Dans la philosophie moderne, le grand penseur de la joie : le hollandais Baruch Spinoza, nous expose dans son traité de métaphysique : l’Ethique ; que la joie, la tristesse et le désir sont les trois affects fondamentaux de l’être humain. Tous les autres sentiments : amour, haine, espérance, crainte…peuvent se caractériser comme des formes particulières de la joie ou de la tristesse.

Spinoza définit la joie comme le passage de l’homme d’une moindre à une plus grande perfection, c’est-à-dire d’une augmentation de force et de réalisation de soi de l’être humain.

Ne voit-on pas aussi dans la joie, le signe d’un accomplissement, d’une réussite, d’un achèvement ? Toute grande joie ne serait-elle pas la conséquence d’une création ? Réussite matérielle, certes, mais aussi et surtout création humaine avec la naissance d’un nouveau- né…
Robert Misrahi, ancien Maître de conférences à la Sorbonne, quant à lui, associe la joie à la liberté que possède tout homme d’agir, d’aimer et de fonder son propre bonheur.

Spinoza, toujours lui, indique que la joie est intrinsèquement opposée aux passions qui nous rendent esclaves. Tiens, ce terme ne nous apostrophe-t-il pas ? Mais oui bien sûr ! Nous maçons, ne répondons-nous pas à la question que venez-vous faire en maçonnerie, par ? « Vaincre mes passions…et soumettre ma volonté… »

La joie suprême ne réside-t-elle pas aussi, dit toujours Spinoza, dans l’action éclairée par la connaissance ? Plus nous connaissons, plus nous comprenons, plus la joie croit en nous et plus nous devenons meilleurs et humainement plus forts.

La joie peut aussi être altruiste, comme la présente certaines philosophies indoues. Dans le Bouddhisme, le terme Mudita signifie joie bienveillante. L’être se réjouit du bonheur et des succès des autres. C’est une joie sacrée qui trouve son contentement dans le bien-être de son prochain plutôt que de nourrir des pensées envieuses et jalouses à son égard.

Dans les diverses formes philosophiques que nous venons de survoler rapidement, la joie ne nous ramène-t-elle pas quelque peu, vers la symbolique maçonnique ?

Tout d’abord, le travail personnel qui nous amène à nous élever et à rechercher la perfection, d’où cette satisfaction spirituelle que nous pouvons interpréter comme une joie intérieure. La joie qui succède à l’anxiété chez le nouvel apprenti après sa cérémonie d’initiation.

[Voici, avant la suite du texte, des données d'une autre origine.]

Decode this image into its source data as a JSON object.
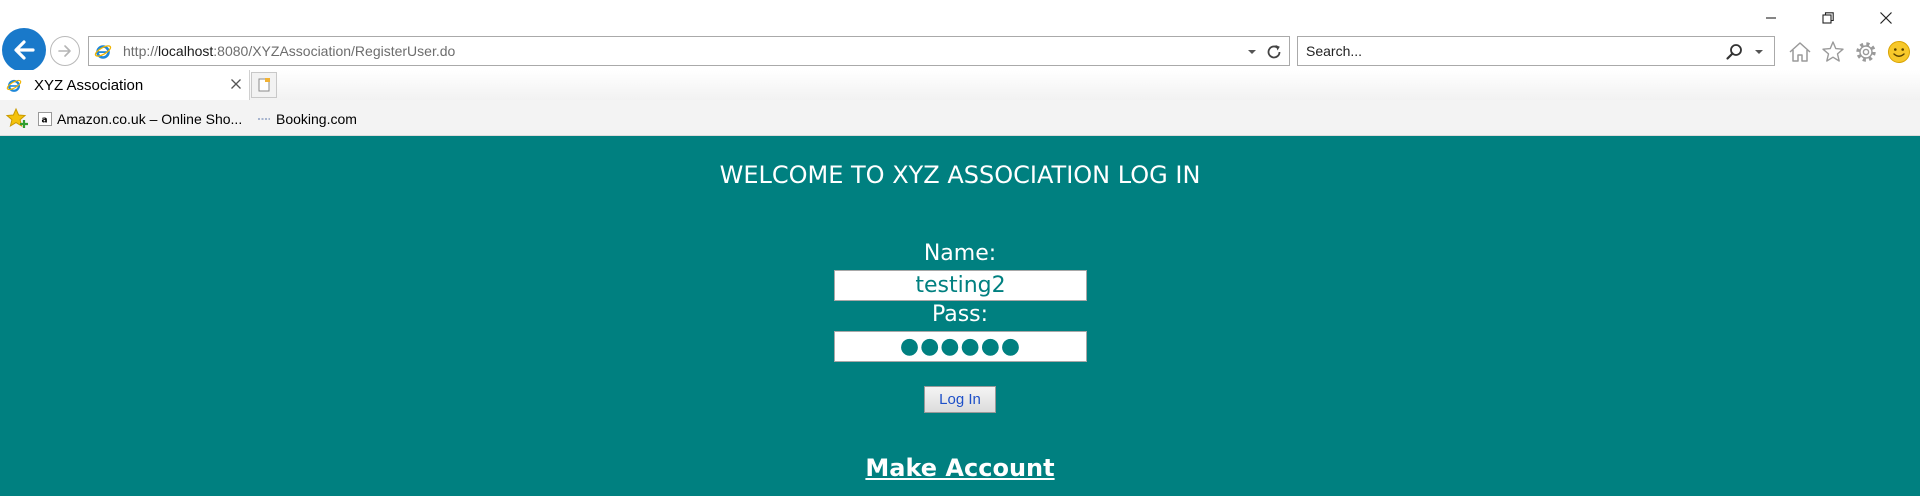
{
  "browser": {
    "address_url_prefix": "http://",
    "address_url_host": "localhost",
    "address_url_rest": ":8080/XYZAssociation/RegisterUser.do",
    "search_placeholder": "Search...",
    "tab_title": "XYZ Association",
    "favorites": [
      {
        "label": "Amazon.co.uk – Online Sho...",
        "icon": "amazon-icon"
      },
      {
        "label": "Booking.com",
        "icon": "booking-icon"
      }
    ],
    "colors": {
      "back_button": "#1979ca",
      "favorites_bar": "#f3f3f3"
    }
  },
  "page": {
    "welcome_heading": "WELCOME TO XYZ ASSOCIATION LOG IN",
    "name_label": "Name:",
    "name_value": "testing2",
    "pass_label": "Pass:",
    "pass_value": "●●●●●●",
    "login_button_label": "Log In",
    "make_account_link": "Make Account",
    "colors": {
      "background": "#008080",
      "text": "#ffffff",
      "input_text": "#008080",
      "button_text": "#1e50c8"
    }
  }
}
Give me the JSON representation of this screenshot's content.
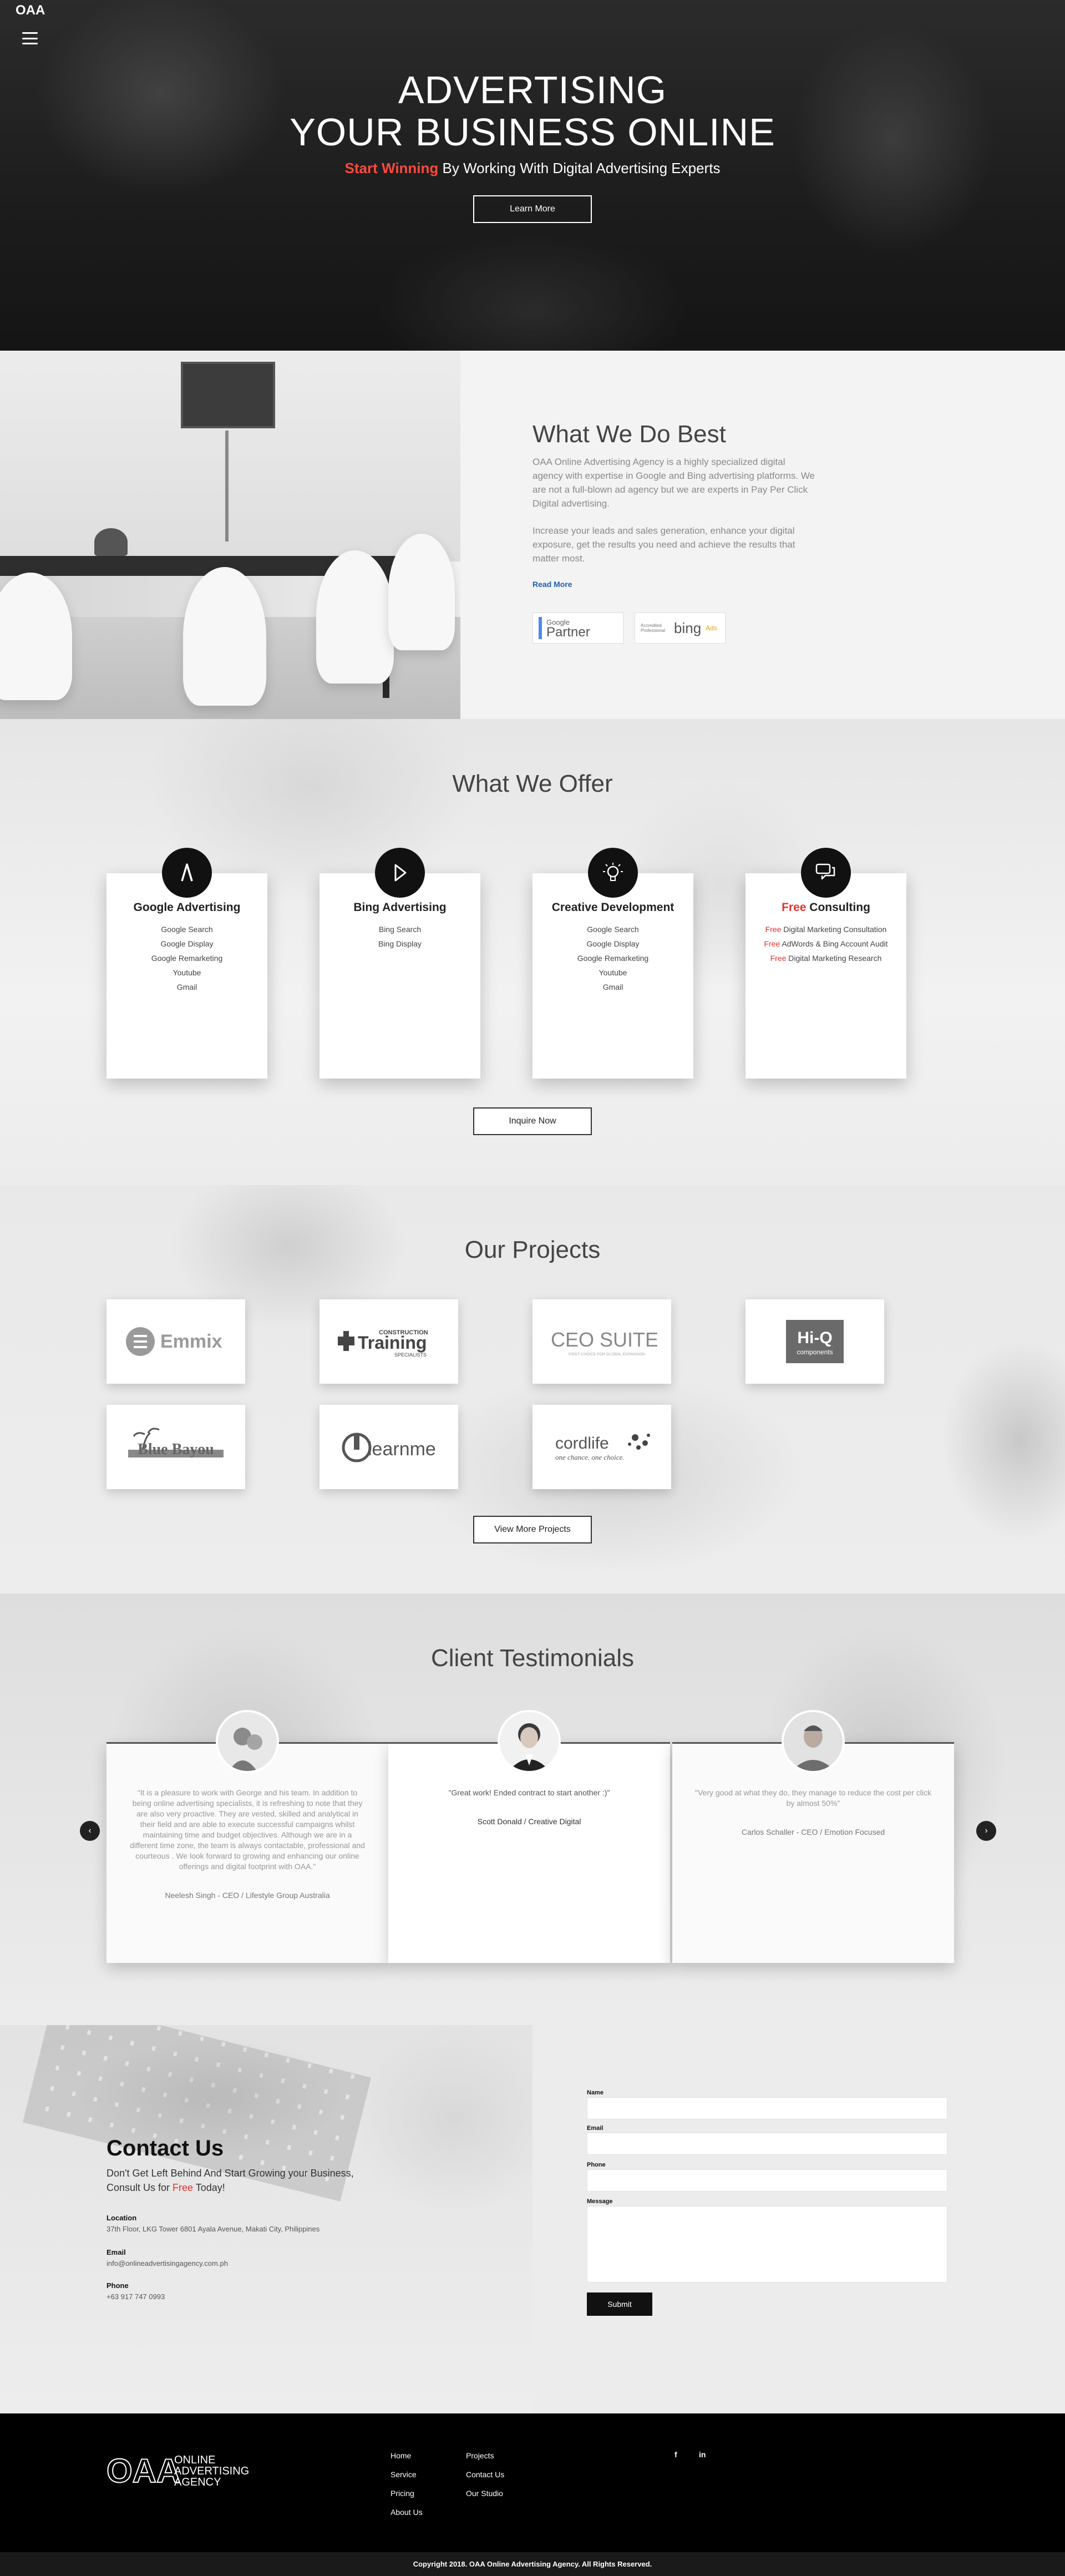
{
  "brand": {
    "logo_text": "OAA",
    "footer_lines": [
      "ONLINE",
      "ADVERTISING",
      "AGENCY"
    ]
  },
  "hero": {
    "title_line1": "ADVERTISING",
    "title_line2": "YOUR BUSINESS ONLINE",
    "sub_accent": "Start Winning",
    "sub_rest": " By Working With Digital Advertising Experts",
    "button": "Learn More"
  },
  "best": {
    "title": "What We Do Best",
    "para1": "OAA Online Advertising Agency is a highly specialized digital agency with expertise in Google and Bing advertising platforms. We are not a full-blown ad agency but we are experts in Pay Per Click Digital advertising.",
    "para2": "Increase your leads and sales generation, enhance your digital exposure, get the results you need and achieve the results that matter most.",
    "read_more": "Read More",
    "google_badge": {
      "top": "Google",
      "bottom": "Partner"
    },
    "bing_badge": {
      "small": "Accredited Professional",
      "word": "bing",
      "ads": "Ads"
    }
  },
  "offer": {
    "title": "What We Offer",
    "cards": [
      {
        "title": "Google Advertising",
        "items": [
          "Google Search",
          "Google Display",
          "Google Remarketing",
          "Youtube",
          "Gmail"
        ]
      },
      {
        "title": "Bing Advertising",
        "items": [
          "Bing Search",
          "Bing Display"
        ]
      },
      {
        "title": "Creative Development",
        "items": [
          "Google Search",
          "Google Display",
          "Google Remarketing",
          "Youtube",
          "Gmail"
        ]
      },
      {
        "title_accent": "Free",
        "title_rest": " Consulting",
        "items": [
          {
            "accent": "Free",
            "rest": " Digital Marketing Consultation"
          },
          {
            "accent": "Free",
            "rest": " AdWords & Bing Account Audit"
          },
          {
            "accent": "Free",
            "rest": " Digital Marketing Research"
          }
        ]
      }
    ],
    "button": "Inquire Now"
  },
  "projects": {
    "title": "Our Projects",
    "logos": [
      "Emmix",
      "Construction Training",
      "CEO SUITE",
      "Hi-Q components",
      "Blue Bayou",
      "learnme",
      "cordlife"
    ],
    "logo_texts": {
      "emmix": "Emmix",
      "construction_top": "CONSTRUCTION",
      "construction_main": "Training",
      "construction_sub": "SPECIALISTS",
      "ceo": "CEO SUITE",
      "ceo_sub": "FIRST CHOICE FOR GLOBAL EXPANSION",
      "hiq_main": "Hi-Q",
      "hiq_sub": "components",
      "bayou": "Blue Bayou",
      "learnme": "learnme",
      "cordlife_main": "cordlife",
      "cordlife_sub": "one chance. one choice."
    },
    "button": "View More Projects"
  },
  "testimonials": {
    "title": "Client Testimonials",
    "items": [
      {
        "quote": "\"It is a pleasure to work with George and his team. In addition to being online advertising specialists, it is refreshing to note that they are also very proactive. They are vested, skilled and analytical in their field and are able to execute successful campaigns whilst maintaining time and budget objectives. Although we are in a different time zone, the team is always contactable, professional and courteous . We look forward to growing and enhancing our online offerings and digital footprint with OAA.\"",
        "author": "Neelesh Singh - CEO / Lifestyle Group Australia"
      },
      {
        "quote": "\"Great work! Ended contract to start another :)\"",
        "author": "Scott Donald / Creative Digital"
      },
      {
        "quote": "\"Very good at what they do, they manage to reduce the cost per click by almost 50%\"",
        "author": "Carlos Schaller - CEO / Emotion Focused"
      }
    ],
    "prev": "‹",
    "next": "›"
  },
  "contact": {
    "title": "Contact Us",
    "lead_before": "Don't Get Left Behind And Start Growing your Business, Consult Us for ",
    "lead_accent": "Free",
    "lead_after": " Today!",
    "location_label": "Location",
    "location": "37th Floor, LKG Tower 6801 Ayala Avenue, Makati City, Philippines",
    "email_label": "Email",
    "email": "info@onlineadvertisingagency.com.ph",
    "phone_label": "Phone",
    "phone": "+63 917 747 0993",
    "form": {
      "name_label": "Name",
      "email_label": "Email",
      "phone_label": "Phone",
      "message_label": "Message",
      "submit": "Submit"
    }
  },
  "footer": {
    "col1": [
      "Home",
      "Service",
      "Pricing",
      "About Us"
    ],
    "col2": [
      "Projects",
      "Contact Us",
      "Our Studio"
    ],
    "social": [
      "f",
      "in"
    ],
    "copyright": "Copyright 2018. OAA Online Advertising Agency. All Rights Reserved."
  },
  "colors": {
    "accent_red": "#e3322b",
    "hero_red": "#ff4a3d",
    "link_blue": "#1f5fb0",
    "dark": "#111111"
  },
  "icons": [
    "menu-icon",
    "google-ads-icon",
    "bing-icon",
    "lightbulb-icon",
    "chat-bubbles-icon",
    "chevron-left-icon",
    "chevron-right-icon",
    "facebook-icon",
    "linkedin-icon"
  ]
}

Et notre bonheur n’est-il pas immense de retrouver enfin sur nos colonnes, un F\ : éloigné du temple par soucis de santé, ou à cause des tracas de la vie de tous les jours ?

Puis, la contemplation et la recherche du bien et du beau dans lesquelles la joie devient catalyseur pour le maçon en le transformant pour mieux s’élever spirituellement et humainement. « Par ton travail : de pierre brute tu deviendras pierre cubique qui trouvera sa place dans le temple spirituel que nous élevons à la gloire du Grand Architecte de l’Univers… » Et après ce travail en vue d’une élévation de salaire, lorsque, figé par l’émotion entre les colonnes, nous attendons le « verdict » de nos F\ : et que celui-ci est favorable, accompagné d’analyses bienveillantes, quel soulagement ! Soulagement qui s’accompagne d’une grande joie intérieure.

Enfin, la joie devient humanisme avec les notions de valeurs vertueuses qui récusent la jalousie, la haine, l’obscurantisme et qui prônent au contraire : la tolérance, la liberté, la fraternité, l’amour de son prochain. D’ailleurs, dans le rituel d’instruction du 1er degré, deux questions nous interpellent : « Qu’apportez-vous en loge ? Bienveillance à tous mes F\ : ! » Et à cette autre : « Qu’est-ce qu’un Franc-maçon, nous répondons : c’est un homme né libre et de bonnes mœurs, également ami du riche et du pauvre, s’ils sont vertueux ! »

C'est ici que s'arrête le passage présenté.